There will always be a place for double sourced stories, good editing and original feature articles. As the U.S. is quickly learning, however, those elements may be served in a different distribution method.
In our DC hometown, The Washington Post remains the paper of record and an institution. Even as long-term staffers take buyout packages and make way for editorial sharing with other papers, we are fortunate to have an amazing hometown paper.
There may not be a better one-two editorial columnist punch in America than Dana Milbank exposing the man pulling the levers behind the curtain and David Broder explaining why the levers were being pulled. Our sports columnists are Sally Jenkins, Michael Wilbon and Tom Boswell with Kornheiser and Feinstein showing up every so often. The catty Lisa de Moraes exposes why television is called the boob tube, and Metro’s reporting reporting remains solid.
But WPO, as they’re called in financial circles, is less a newspaper or media company and more a content conglomerate. Tutoring mill Kaplan accounts for a massive share of the company’s financial growth according to its 10-K filing with the SEC last month.

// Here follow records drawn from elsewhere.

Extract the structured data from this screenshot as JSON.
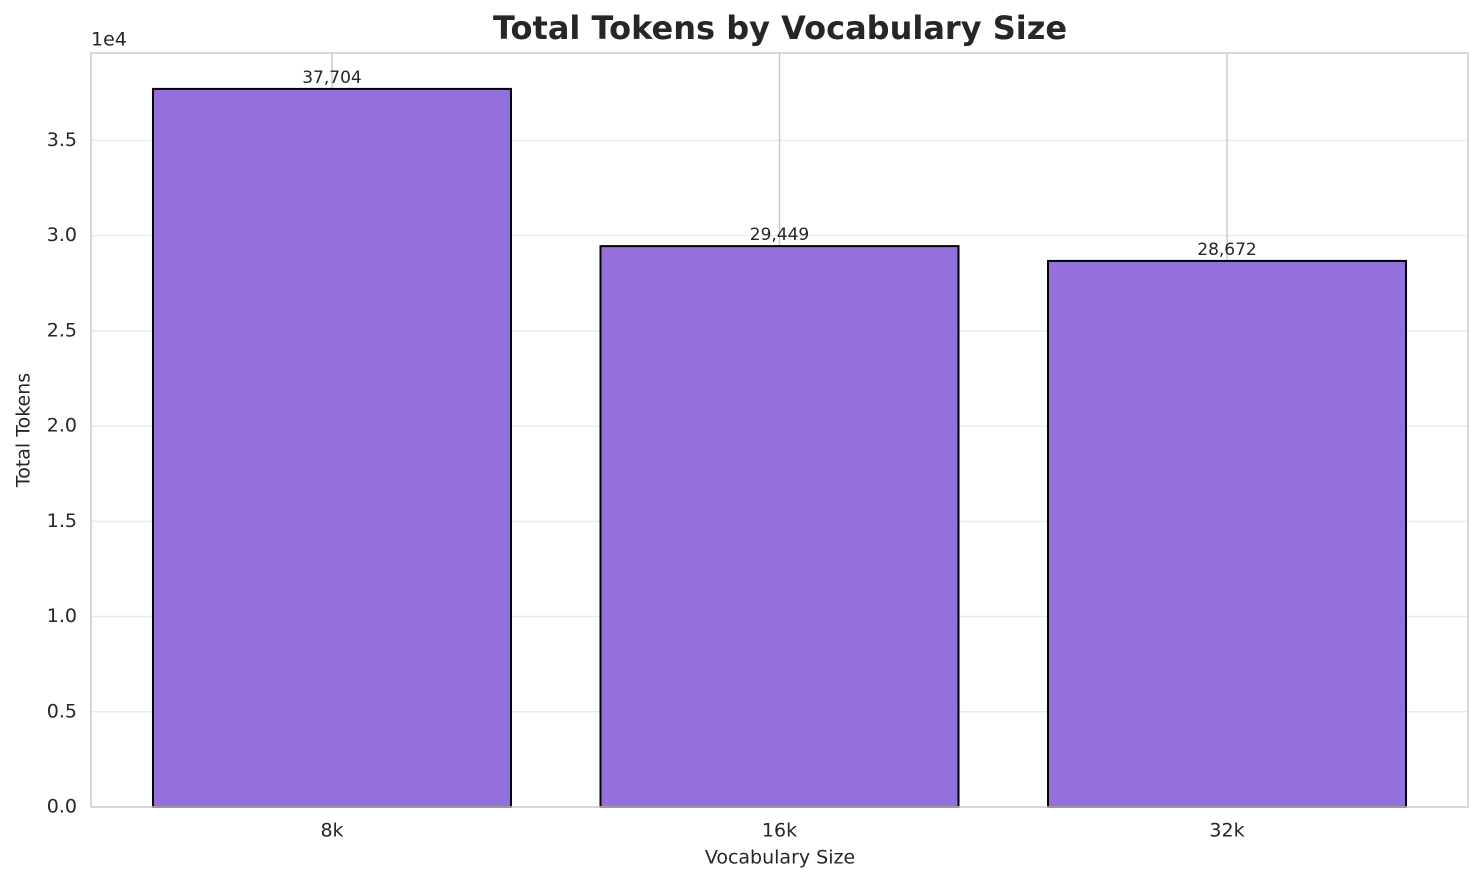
{
  "chart_data": {
    "type": "bar",
    "title": "Total Tokens by Vocabulary Size",
    "x_label": "Vocabulary Size",
    "y_label": "Total Tokens",
    "y_offset_label": "1e4",
    "categories": [
      "8k",
      "16k",
      "32k"
    ],
    "values": [
      37704,
      29449,
      28672
    ],
    "value_labels": [
      "37,704",
      "29,449",
      "28,672"
    ],
    "color": "#9370db",
    "edge_color": "#000000",
    "ylim": [
      0,
      39589
    ],
    "yticks": [
      {
        "value": 0,
        "label": "0.0"
      },
      {
        "value": 5000,
        "label": "0.5"
      },
      {
        "value": 10000,
        "label": "1.0"
      },
      {
        "value": 15000,
        "label": "1.5"
      },
      {
        "value": 20000,
        "label": "2.0"
      },
      {
        "value": 25000,
        "label": "2.5"
      },
      {
        "value": 30000,
        "label": "3.0"
      },
      {
        "value": 35000,
        "label": "3.5"
      }
    ],
    "grid": true
  }
}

A tiny paid circulation chart on page 13 tells the story. In 2006, there were 681,510 subscribers. In just two years, circulation has fallen 6% and shows no signs of ever regaining its lost customers.
The Post isn’t alone.
The Tuscon Citizen ran its last issue this weekend. Papers in Denver, Detroit and other cities go online or cease operation. Just as millenials continue to eschew wired telephone service in their homes, the U.S. information-seeking population continues fragmenting, seeking news fast via blogs, Twitter or even cable news.

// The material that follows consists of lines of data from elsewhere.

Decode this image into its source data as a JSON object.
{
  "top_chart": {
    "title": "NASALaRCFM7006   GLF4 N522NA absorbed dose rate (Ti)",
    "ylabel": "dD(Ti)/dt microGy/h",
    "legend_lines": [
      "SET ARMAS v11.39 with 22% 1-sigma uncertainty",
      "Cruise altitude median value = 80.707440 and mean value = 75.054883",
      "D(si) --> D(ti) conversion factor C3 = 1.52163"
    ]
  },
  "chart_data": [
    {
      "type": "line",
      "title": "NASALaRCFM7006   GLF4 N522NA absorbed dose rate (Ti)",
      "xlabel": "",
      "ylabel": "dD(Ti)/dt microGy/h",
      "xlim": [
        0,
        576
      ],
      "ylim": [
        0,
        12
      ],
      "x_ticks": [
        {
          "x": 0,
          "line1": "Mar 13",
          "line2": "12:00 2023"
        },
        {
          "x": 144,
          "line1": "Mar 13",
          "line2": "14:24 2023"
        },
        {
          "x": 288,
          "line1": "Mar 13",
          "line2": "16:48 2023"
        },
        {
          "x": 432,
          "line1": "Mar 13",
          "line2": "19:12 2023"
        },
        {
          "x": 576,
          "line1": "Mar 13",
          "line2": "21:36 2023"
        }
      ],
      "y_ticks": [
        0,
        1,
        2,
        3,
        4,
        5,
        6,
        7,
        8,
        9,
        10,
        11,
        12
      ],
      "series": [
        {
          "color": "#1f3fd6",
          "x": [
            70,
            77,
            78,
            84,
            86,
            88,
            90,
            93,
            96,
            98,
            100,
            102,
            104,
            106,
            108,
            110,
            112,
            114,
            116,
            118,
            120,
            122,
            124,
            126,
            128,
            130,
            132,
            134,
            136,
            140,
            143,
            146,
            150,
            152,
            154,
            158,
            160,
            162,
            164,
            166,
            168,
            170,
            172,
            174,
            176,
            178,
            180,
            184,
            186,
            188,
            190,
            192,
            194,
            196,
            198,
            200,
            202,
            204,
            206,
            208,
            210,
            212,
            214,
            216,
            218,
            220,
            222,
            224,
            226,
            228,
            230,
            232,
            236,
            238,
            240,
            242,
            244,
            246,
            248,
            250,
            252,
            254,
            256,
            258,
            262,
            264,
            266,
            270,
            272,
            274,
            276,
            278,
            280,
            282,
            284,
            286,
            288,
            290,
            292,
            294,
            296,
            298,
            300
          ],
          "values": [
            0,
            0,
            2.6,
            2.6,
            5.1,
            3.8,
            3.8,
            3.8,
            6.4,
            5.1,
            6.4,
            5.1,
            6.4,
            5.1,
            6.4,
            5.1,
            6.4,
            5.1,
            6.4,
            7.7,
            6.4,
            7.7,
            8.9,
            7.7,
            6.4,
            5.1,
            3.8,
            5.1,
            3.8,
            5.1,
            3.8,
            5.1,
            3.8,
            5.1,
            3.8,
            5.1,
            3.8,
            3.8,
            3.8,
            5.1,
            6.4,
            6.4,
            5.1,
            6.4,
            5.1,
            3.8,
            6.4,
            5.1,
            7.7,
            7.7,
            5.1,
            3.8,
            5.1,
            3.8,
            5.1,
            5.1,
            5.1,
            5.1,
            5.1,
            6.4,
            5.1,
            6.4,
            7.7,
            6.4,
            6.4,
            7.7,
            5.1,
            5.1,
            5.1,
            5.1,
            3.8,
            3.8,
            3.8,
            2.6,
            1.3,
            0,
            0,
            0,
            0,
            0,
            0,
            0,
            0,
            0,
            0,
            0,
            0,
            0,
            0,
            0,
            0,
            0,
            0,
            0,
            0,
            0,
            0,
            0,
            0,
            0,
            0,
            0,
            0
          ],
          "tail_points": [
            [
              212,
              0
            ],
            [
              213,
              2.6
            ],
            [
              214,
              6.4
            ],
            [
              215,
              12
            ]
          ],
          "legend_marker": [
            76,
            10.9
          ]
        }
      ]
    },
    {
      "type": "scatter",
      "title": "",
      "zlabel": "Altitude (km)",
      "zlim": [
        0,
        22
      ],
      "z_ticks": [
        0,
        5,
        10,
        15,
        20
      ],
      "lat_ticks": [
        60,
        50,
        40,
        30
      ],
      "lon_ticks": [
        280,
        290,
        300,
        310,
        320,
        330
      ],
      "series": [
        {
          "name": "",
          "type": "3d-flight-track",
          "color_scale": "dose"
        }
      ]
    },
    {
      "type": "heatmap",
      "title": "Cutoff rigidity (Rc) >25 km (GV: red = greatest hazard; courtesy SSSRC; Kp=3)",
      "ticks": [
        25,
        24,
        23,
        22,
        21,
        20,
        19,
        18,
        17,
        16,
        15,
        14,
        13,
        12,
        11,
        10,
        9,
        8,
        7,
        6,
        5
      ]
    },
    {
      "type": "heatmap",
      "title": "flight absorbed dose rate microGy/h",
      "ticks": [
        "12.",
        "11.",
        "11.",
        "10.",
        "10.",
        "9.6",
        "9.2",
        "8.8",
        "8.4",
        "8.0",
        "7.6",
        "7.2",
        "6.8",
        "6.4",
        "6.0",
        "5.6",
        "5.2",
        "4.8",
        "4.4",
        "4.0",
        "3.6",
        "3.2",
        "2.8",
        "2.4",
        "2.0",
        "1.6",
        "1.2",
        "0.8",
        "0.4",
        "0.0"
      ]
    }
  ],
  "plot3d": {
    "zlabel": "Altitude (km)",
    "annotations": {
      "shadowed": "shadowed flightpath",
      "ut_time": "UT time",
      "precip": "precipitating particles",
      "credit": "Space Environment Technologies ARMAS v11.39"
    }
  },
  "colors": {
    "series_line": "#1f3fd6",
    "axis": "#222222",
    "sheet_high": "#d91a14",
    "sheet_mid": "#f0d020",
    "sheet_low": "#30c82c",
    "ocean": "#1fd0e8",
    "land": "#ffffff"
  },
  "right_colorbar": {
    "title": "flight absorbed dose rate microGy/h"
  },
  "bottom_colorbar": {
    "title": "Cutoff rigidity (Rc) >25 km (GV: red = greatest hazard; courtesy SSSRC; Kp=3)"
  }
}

Yet word on Ad Age’s site yesterday was that the mainstream media wants the world’s search engines, especially Google, to deliver mainstream media results higher than “parasites off the true producers of content”. An ESPN exec reportedly drove the issue at a meeting of the Google’s Publishers Advisory Council. Quoting SEO guru Lisa Barone at Outspoken Media, “They knew that a Publisher’s Advisory Council even existed. Did you know?”

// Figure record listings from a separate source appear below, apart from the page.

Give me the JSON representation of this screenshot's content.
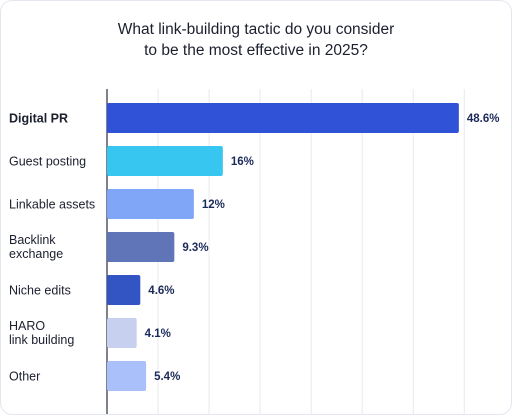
{
  "chart_data": {
    "type": "bar",
    "orientation": "horizontal",
    "title": "What link-building tactic do you consider\nto be the most effective in 2025?",
    "categories": [
      "Digital PR",
      "Guest posting",
      "Linkable assets",
      "Backlink\nexchange",
      "Niche edits",
      "HARO\nlink building",
      "Other"
    ],
    "values": [
      48.6,
      16,
      12,
      9.3,
      4.6,
      4.1,
      5.4
    ],
    "value_labels": [
      "48.6%",
      "16%",
      "12%",
      "9.3%",
      "4.6%",
      "4.1%",
      "5.4%"
    ],
    "colors": [
      "#2f52d6",
      "#36c6f0",
      "#7fa6f7",
      "#6074b8",
      "#3355c4",
      "#c8d0ef",
      "#a9c0fb"
    ],
    "bold_categories": [
      "Digital PR"
    ],
    "xlim": [
      0,
      50
    ],
    "grid": true,
    "xlabel": "",
    "ylabel": ""
  }
}
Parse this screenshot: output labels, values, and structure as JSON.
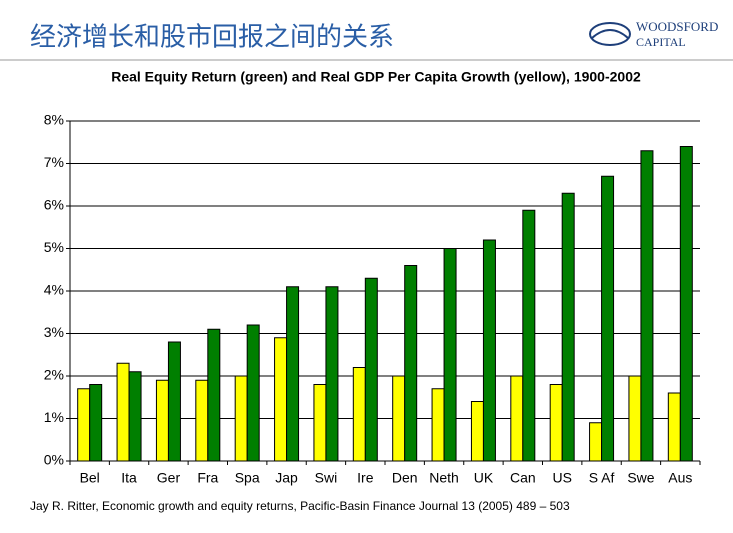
{
  "header": {
    "title": "经济增长和股市回报之间的关系",
    "logo_line1": "WOODSFORD",
    "logo_line2": "CAPITAL"
  },
  "chart_data": {
    "type": "bar",
    "title": "Real Equity Return (green) and Real GDP Per Capita Growth (yellow), 1900-2002",
    "categories": [
      "Bel",
      "Ita",
      "Ger",
      "Fra",
      "Spa",
      "Jap",
      "Swi",
      "Ire",
      "Den",
      "Neth",
      "UK",
      "Can",
      "US",
      "S Af",
      "Swe",
      "Aus"
    ],
    "series": [
      {
        "color": "#ffff00",
        "values": [
          1.7,
          2.3,
          1.9,
          1.9,
          2.0,
          2.9,
          1.8,
          2.2,
          2.0,
          1.7,
          1.4,
          2.0,
          1.8,
          0.9,
          2.0,
          1.6
        ]
      },
      {
        "color": "#007f00",
        "values": [
          1.8,
          2.1,
          2.8,
          3.1,
          3.2,
          4.1,
          4.1,
          4.3,
          4.6,
          5.0,
          5.2,
          5.9,
          6.3,
          6.7,
          7.3,
          7.4
        ]
      }
    ],
    "ylim": [
      0,
      8
    ],
    "yticks": [
      {
        "value": 0,
        "label": "0%"
      },
      {
        "value": 1,
        "label": "1%"
      },
      {
        "value": 2,
        "label": "2%"
      },
      {
        "value": 3,
        "label": "3%"
      },
      {
        "value": 4,
        "label": "4%"
      },
      {
        "value": 5,
        "label": "5%"
      },
      {
        "value": 6,
        "label": "6%"
      },
      {
        "value": 7,
        "label": "7%"
      },
      {
        "value": 8,
        "label": "8%"
      }
    ],
    "grid": true
  },
  "footnote": "Jay R. Ritter, Economic growth and equity returns, Pacific-Basin Finance Journal 13 (2005) 489 – 503"
}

I would have been shocked if such an entity didn’t exist, but the very notion that the blogosphere competes with mainstream media is nonsensical. The distribution method used by mainstream media is flawed, and until it is fixed, the mainstream media companies will continue suffering.
Even now, when streaming cable television offers multiple news channels, finding an actual newscast at an off-peak hour during prime time is impossible. The Internet provides news seekers with the ability to create their own news supplier, likely a cluster of sources each reporting on different issues. Media outlets who insist that those news seekers use their form of distribution will soon join typewriter ribbon suppliers and telegraph repairmen on the sidelines of technology history.
I heard the rallying cry in the mid 1980s when media was told to get online. For the most part, they laughed at the geeks sitting in front of monochromatic screens and communicating with someone in another city, much like people wondered why anyone would ever need a private telephone line. Yet the biggest source I’ve found of anyone bemoaning the slow death of print and live broadcast is mainstream media.
The public may not know what is best for its information gathering need, but the public must assuredly knows what it wants. Google spent billions figuring out how to track what the public wants and became ubiquitous. Surely international conglomerates can figure out how to make their stories appear before this opinion piece if small upstart companies can do so.